Search code examples
azure-service-fabricservice-fabric-on-premises

Connect to On Premises Service Fabric Cluster


I've followed the steps from Microsoft to create a Multi-Node On-Premises Service Fabric cluster. I've deployed a stateless app to the cluster and it seems to be working fine. When I have been connecting to the cluster I have used the IP Address of one of the nodes. Doing that, I can connect via Powershell using Connect-ServiceFabricCluster nodename:19000 and I can connect to the Service Fabric Explorer website (http://nodename:19080/explorer/index.html).

The examples online suggest that if I hosted in Azure I can connect to http://mycluster.eastus.cloudapp.azure.com:19000 and it resolves, however I can't work out what the equivalent is on my local. I tried connecting to my sample cluster: Connect-ServiceFabricCluster sampleCluster.domain.local:19000 but that returns:

WARNING: Failed to contact Naming Service. Attempting to contact Failover Manager Service... WARNING: Failed to contact Failover Manager Service, Attempting to contact FMM... False WARNING: No such host is known

Connect-ServiceFabricCluster : No cluster endpoint is reachable, please check if there is connectivity/firewall/DNS issue.

Am I missing something in my setup? Should there be a central DNS entry somewhere that allows me to connect to the cluster? Or am I trying to do something that isn't supported On-Premises?


Solution

  • Yup, you're missing a load balancer.

    This is the best resource I could find to help, I'll paste relevant contents in the event of it becoming unavailable.

    Reverse Proxy — When you provision a Service Fabric cluster, you have an option of installing Reverse Proxy on each of the nodes on the cluster. It performs the service resolution on the client’s behalf and forwards the request to the correct node which contains the application. In majority of the cases, services running on the Service Fabric run only on the subset of the nodes. Since the load balancer will not know which nodes contain the requested service, the client libraries will have to wrap the requests in a retry-loop to resolve service endpoints. Using Reverse Proxy will address the issue since it runs on each node and will know exactly on what nodes is the service running on. Clients outside the cluster can reach the services running inside the cluster via Reverse Proxy without any additional configuration.

    Typical Service Fabric Cluster Infrastructure Diagram

    Source: Azure Service Fabric is amazing

    I have an Azure Service Fabric resource running, but the same rules apply.
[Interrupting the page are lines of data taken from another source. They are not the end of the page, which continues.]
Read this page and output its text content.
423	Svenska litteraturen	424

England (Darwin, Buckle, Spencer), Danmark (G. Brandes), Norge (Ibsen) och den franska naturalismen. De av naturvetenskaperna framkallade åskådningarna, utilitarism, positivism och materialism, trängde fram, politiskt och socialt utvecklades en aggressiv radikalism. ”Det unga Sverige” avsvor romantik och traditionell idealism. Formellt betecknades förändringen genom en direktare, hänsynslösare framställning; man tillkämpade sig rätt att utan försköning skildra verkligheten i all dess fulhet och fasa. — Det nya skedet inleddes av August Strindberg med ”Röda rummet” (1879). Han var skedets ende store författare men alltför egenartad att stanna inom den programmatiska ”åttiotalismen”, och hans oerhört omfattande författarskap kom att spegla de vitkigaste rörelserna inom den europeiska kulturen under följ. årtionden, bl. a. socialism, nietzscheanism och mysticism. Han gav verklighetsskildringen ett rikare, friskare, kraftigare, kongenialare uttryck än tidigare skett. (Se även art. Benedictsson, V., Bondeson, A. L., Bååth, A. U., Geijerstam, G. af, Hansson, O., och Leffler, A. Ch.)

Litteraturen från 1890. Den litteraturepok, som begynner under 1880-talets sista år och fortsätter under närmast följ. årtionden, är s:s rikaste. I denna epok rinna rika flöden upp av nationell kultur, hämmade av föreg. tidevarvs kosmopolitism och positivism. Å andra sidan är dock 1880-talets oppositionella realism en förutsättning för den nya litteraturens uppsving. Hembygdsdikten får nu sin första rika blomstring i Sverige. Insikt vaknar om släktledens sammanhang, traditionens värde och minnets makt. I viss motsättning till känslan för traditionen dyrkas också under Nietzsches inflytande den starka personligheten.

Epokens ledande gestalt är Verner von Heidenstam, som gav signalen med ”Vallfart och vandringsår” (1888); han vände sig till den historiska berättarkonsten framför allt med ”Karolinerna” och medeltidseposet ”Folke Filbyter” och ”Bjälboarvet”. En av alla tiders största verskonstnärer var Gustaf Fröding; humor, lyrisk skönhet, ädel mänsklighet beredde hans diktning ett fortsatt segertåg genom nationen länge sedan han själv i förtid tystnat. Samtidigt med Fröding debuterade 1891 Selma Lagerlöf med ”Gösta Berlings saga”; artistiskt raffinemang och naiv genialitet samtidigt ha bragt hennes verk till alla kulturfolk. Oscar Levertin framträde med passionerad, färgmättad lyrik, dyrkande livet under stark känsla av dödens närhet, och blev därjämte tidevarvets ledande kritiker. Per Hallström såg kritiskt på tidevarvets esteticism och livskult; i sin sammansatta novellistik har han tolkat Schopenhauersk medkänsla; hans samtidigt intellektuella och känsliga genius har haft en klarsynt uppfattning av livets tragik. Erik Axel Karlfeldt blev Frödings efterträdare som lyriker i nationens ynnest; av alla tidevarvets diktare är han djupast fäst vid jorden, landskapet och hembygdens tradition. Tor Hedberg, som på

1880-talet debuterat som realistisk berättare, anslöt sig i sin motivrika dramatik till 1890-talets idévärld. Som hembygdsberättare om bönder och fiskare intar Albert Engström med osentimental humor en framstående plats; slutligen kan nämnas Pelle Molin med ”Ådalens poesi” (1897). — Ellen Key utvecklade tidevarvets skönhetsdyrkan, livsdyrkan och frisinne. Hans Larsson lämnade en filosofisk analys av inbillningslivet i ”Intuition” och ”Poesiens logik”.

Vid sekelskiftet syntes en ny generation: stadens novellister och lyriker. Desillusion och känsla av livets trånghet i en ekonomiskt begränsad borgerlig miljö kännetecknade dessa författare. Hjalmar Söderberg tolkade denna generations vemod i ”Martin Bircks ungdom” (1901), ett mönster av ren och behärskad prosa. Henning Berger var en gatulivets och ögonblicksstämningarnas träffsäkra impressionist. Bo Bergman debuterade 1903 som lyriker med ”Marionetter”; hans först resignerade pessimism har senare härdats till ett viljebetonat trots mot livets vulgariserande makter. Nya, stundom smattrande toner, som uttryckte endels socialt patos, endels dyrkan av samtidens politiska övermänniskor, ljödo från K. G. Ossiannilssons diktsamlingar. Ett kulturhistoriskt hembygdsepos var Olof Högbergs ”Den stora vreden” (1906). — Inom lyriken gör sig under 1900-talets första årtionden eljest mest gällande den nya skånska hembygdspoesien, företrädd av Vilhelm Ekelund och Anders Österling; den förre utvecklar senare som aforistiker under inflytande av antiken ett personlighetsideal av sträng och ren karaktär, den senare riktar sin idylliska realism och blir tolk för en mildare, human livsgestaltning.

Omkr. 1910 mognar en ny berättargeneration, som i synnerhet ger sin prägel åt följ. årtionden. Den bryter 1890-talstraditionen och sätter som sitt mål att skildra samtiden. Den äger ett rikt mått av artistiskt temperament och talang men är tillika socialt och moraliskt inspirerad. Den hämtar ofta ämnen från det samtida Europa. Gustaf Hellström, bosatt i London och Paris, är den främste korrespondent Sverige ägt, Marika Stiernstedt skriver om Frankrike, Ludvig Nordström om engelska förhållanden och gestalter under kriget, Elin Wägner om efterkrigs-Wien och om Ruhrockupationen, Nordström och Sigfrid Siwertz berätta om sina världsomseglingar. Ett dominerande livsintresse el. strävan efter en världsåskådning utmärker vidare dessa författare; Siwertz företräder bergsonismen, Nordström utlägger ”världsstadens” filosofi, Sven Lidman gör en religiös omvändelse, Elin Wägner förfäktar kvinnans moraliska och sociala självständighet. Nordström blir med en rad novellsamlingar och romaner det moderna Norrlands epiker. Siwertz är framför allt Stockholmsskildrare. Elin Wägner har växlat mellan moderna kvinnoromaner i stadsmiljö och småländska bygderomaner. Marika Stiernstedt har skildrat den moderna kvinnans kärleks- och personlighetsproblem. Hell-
As the article states, you'll need a reverse proxy/load balancer to resolve not only what nodes are running the API, but also to balance the load between the nodes running that API. So, health probes are necessary too so that the load balancer knows which nodes are viable options for sending traffic to.

    As an example, Azure creates 2 rules off the bat: 1. LBHttpRule on TCP/19080 with a TCP probe on port 19080 every 5 seconds with a 2 count error threshold. 2. LBRule on TCP/19000 with a TCP probe on port 19000 every 5 seconds with a 2 count error threshold.

    What you need to add to make this forward-facing is a rule where you forward port 80 to your service http port. Then the health probe can be an http probe that hits a path to test a 200 return.

    Once you get into the cluster, you can resolve the services normally and SF will take care of availability.

    In Azure-land, this is abstracted again to using something like API Management to further reverse proxy it to SSL. What a mess but it works.

    Once your load balancer is set up, you'll have a single IP to hit for management, publishing, and regular traffic.